\(\blacksquare\) The weightage assigned to an item represents the importance of this item compared to other items involved. 

\(\blacksquare\) Weightage can be represented by numbers, ratios, percentages, reading on bar charts or pie charts and others. 

\(\blacksquare\) The composite index, \(\bar{I}\), is the average value of all the index numbers with the importance of each item is taken into account. 

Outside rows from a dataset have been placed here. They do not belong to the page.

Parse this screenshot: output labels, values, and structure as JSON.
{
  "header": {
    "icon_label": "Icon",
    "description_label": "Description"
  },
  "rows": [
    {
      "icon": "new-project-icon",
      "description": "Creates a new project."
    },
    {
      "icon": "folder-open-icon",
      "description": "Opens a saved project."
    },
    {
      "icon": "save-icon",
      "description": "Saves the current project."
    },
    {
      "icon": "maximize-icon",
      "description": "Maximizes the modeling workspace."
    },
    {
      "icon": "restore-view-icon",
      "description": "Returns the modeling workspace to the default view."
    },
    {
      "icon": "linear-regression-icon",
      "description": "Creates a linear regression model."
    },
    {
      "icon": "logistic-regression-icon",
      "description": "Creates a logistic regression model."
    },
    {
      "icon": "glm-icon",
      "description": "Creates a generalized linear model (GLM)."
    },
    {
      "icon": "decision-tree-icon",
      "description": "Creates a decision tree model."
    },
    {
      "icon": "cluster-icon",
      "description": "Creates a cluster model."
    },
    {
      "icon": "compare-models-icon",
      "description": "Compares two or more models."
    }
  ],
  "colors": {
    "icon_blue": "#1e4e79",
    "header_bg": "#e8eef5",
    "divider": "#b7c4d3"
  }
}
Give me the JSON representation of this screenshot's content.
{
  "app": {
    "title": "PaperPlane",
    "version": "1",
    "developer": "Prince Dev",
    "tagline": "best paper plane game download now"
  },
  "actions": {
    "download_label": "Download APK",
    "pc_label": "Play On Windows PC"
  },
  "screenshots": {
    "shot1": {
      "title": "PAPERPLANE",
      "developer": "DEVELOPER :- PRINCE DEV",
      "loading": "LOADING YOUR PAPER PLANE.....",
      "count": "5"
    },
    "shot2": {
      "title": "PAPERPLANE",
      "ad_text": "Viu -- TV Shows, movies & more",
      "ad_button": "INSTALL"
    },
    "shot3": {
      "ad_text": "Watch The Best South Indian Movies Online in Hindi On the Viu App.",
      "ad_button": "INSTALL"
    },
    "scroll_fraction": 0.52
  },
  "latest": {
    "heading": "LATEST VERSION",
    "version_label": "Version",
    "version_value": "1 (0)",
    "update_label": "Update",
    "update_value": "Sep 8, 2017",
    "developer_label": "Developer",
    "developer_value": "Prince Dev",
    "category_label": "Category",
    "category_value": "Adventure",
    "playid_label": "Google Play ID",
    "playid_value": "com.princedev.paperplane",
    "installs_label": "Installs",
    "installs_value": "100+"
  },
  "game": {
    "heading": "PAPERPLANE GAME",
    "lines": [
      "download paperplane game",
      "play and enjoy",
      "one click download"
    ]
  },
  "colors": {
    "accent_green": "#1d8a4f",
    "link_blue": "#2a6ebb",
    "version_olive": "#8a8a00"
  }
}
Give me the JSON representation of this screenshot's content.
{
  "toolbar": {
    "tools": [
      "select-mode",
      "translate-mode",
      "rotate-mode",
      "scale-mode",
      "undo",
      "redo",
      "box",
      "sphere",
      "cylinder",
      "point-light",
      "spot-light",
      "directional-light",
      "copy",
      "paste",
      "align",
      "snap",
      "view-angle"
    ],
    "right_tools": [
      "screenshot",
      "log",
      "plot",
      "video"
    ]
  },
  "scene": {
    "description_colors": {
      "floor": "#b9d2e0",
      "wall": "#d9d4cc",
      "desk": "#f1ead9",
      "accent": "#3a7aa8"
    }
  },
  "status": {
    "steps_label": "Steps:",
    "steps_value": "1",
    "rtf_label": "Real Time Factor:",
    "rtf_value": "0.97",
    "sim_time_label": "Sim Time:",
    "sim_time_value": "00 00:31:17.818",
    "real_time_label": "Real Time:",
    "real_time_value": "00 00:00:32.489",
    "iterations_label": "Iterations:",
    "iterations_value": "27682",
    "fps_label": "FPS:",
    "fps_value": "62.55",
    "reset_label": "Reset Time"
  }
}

\(\bar{I}=\dfrac{\sum I_iw_i}{\sum w_i}\)

where 

\(I_i=\)index number of the \(i^{th}\) item
\(w_i=\)weightage of the \(i^{th}\) item


\(\blacksquare\) For the composite index without the weightage, the weightage for each index number involved is considered to be the same. 


Example:
Calculate the composite index for the following case.


Item 
Price index 
\(\boldsymbol {A}\) 
\(130\) 
\(\boldsymbol {B}\) 
\(120\) 
\(\boldsymbol {C}\) 
\(125\) 

Based on the question, weightage for each item is \(1\) because the composite indices have no weightage.


\( \begin{aligned} \bar{I}&=\dfrac{\sum I_iw_i}{\sum w_i} \\\\ &=\dfrac{130(1)+120(1)+125(1)}{3} \\\\ &=\dfrac{375}{3} \\\\ &=125. \end{aligned}\)